Как оказалось, неподалеку от главной дороги, на крестьянских огородишках, на задах деревенских изб яснополянцен, в круговом частоколе конвойных формировался перевалочный сборный лагерь военнопленных. Туда-то и был сдан Донцов, Речкин и их сотоварищи по несчастью. В том становище обедованных людей находилась уже не одна тысяча душ — не сосчитать ни по штыкам, ни по звездочкам на пилотках, ни по расчетному строевому ранжиру. Это была безоружная серая шинельная масса. На лицах — испуг, досада, в глазах — один и тот же вопрос: кто предал их прежде и кого они сами предали теперь?

Но в том и другом случае всем хотелось жить, хоть как-то уцелеть, сохраниться хотя бы на лишний час, на считанные денечки, на недельку, а при удаче — на месяц и год… А там ведь что-то должно же произойти в мире! Не всем же смерть и погибель? И война тоже — не вечна ведь и она?… И чтобы как-то выжить, огородная земелька, уже убранная хозяевами и почти пустая, перепахивалась, выворачивалась наизнанку сапогами, ботинками, руками, ради ненароком оставленной картофелины, капустной кочерыжки или бурачного корешка, а то и огурца-заморыша. Все — впрок, все — в запас, чтобы неминучий голод не скоротал жизнь допреж срока. Этому упреждению наставляли те солдаты, которые уже хватили несносного лиха в окружениях и даже в плену. Всем добытым на огородах солдаты жадно набивали карманы и котелки, пилотки и уцелевшие противогазные сумки и, кто не бросил, каски.

Донцов, нащупав в шинельном кармане сохранившееся яблоко и горсть желудей с родных плавских дубов, которые собрал для него перед своей смертью комбат Лютов, тряхнул флягу с остатком воды и посчитал, что на его век хватит, словно он и не собирался жить ни завтра, ни дольше. Речкин — у него, видимо, тоже имелся какой-то потаенный запас в санитарной сумке, — как и Донцов, не стал рыться в земле. Группа бойцов, которую вогнали в лагерь вместе с Донцовым и Речкиным, быстро растворилась в шинельной массе, как будто ее и не было. Каждому, наверное, сладко-обманно думалось, что теперь-то он выживет — все тыщи пленных не расстреляешь. Глядя со стороны, казалось, что теперь никто ни в ком не нуждался, каждый действовал, кому как выгодно. И это «каждому — свое» устрашающе и заразно подействовало на Донцова. С усталости повалившись на копешку жухлой картофельной ботвы, он тоже вознамерился подумать о себе. Но ему помешал Речкин. Напугавшись одиночества, он стал назойливо льнуть к Донцову, чтобы как-то не потеряться в страхе, который нещадно навалился на его душу. Санинструктор, подсев на копешку и угнув голову к лицу Донцова, вздрагивающими губами залепетал:

— Нам надо держаться вместе, сержант.

— Надо! — еле выдавил из себя Донцов.

— И легче будет, если мы с тобой сорвем петлицы с треугольниками — фрицы к рядовым относятся снисходительнее, чем к командирам.

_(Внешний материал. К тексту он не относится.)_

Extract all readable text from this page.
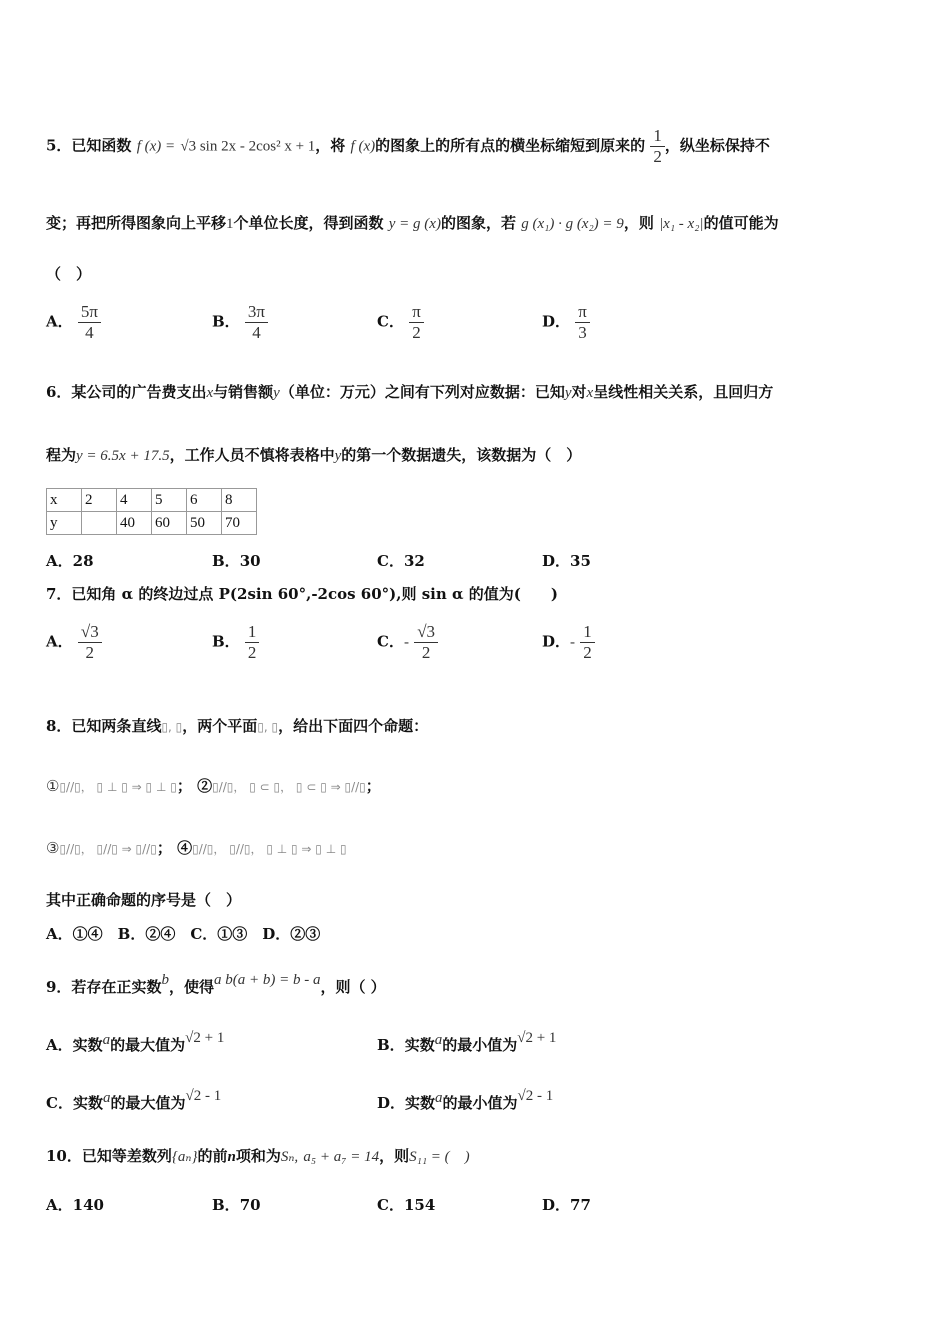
5．已知函数 f (x) = √3 sin 2x - 2cos² x + 1，将 f (x)的图象上的所有点的横坐标缩短到原来的 $\frac{1}{2}$ ，纵坐标保持不
变；再把所得图象向上平移1个单位长度，得到函数 y = g (x)的图象，若 g (x₁) · g (x₂) = 9，则 |x₁ - x₂|的值可能为
（　）
A． $\frac{5\pi}{4}$	B． $\frac{3\pi}{4}$	C． $\frac{\pi}{2}$	D． $\frac{\pi}{3}$
6．某公司的广告费支出x与销售额y（单位：万元）之间有下列对应数据：已知y对x呈线性相关关系，且回归方
程为y = 6.5x + 17.5，工作人员不慎将表格中y的第一个数据遗失，该数据为（　）
x	2	4	5	6	8
y		40	60	50	70
A．28	B．30	C．32	D．35
7．已知角 α 的终边过点 P(2sin 60°,-2cos 60°),则 sin α 的值为(　　)
A． $\frac{√3}{2}$	B． $\frac{1}{2}$	C．- $\frac{√3}{2}$	D．- $\frac{1}{2}$
8．已知两条直线▯, ▯，两个平面▯, ▯，给出下面四个命题：
①▯//▯， ▯ ⊥ ▯ ⇒ ▯ ⊥ ▯； ②▯//▯， ▯ ⊂ ▯， ▯ ⊂ ▯ ⇒ ▯//▯；
③▯//▯， ▯//▯ ⇒ ▯//▯； ④▯//▯， ▯//▯， ▯ ⊥ ▯ ⇒ ▯ ⊥ ▯
其中正确命题的序号是（　）
A．①④　B．②④　C．①③　D．②③
9．若存在正实数b，使得a b(a + b) = b - a，则（ ）
A．实数a的最大值为√2 + 1	B．实数a的最小值为√2 + 1
C．实数a的最大值为√2 - 1	D．实数a的最小值为√2 - 1
10．已知等差数列{aₙ}的前n项和为Sₙ, a₅ + a₇ = 14，则S₁₁ = (　)
A．140	B．70	C．154	D．77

— Немцев ты проведешь, а своих как обманешь? — остепенил Речкина Донцов. — Перевяжи-ка мне плечо, старшина. Давеча при перестрелке чесануло маленько — саднит, зараза.

— Я мигом, — с охотой отозвался Речкин. — Это по моей части.

С деланной заполошностью Речкин принялся перевязывать рану. Она действительно оказалась пустяковой — ни кости, ни сухожилия пуля не тронула, но рукав гимнастерки был изрядно напитан кровью, а боль мешала движению правой руки. Речкин возился с бинтами долго и без особой сноровки, но зуда утихла — и ладно. Кончив с Донцовым, санинструктор принялся вдруг накладывать повязку на собственный лоб, хотя на нем не было ни царапинки. Донцов не стал спрашивать, зачем понадобился этот камуфляж.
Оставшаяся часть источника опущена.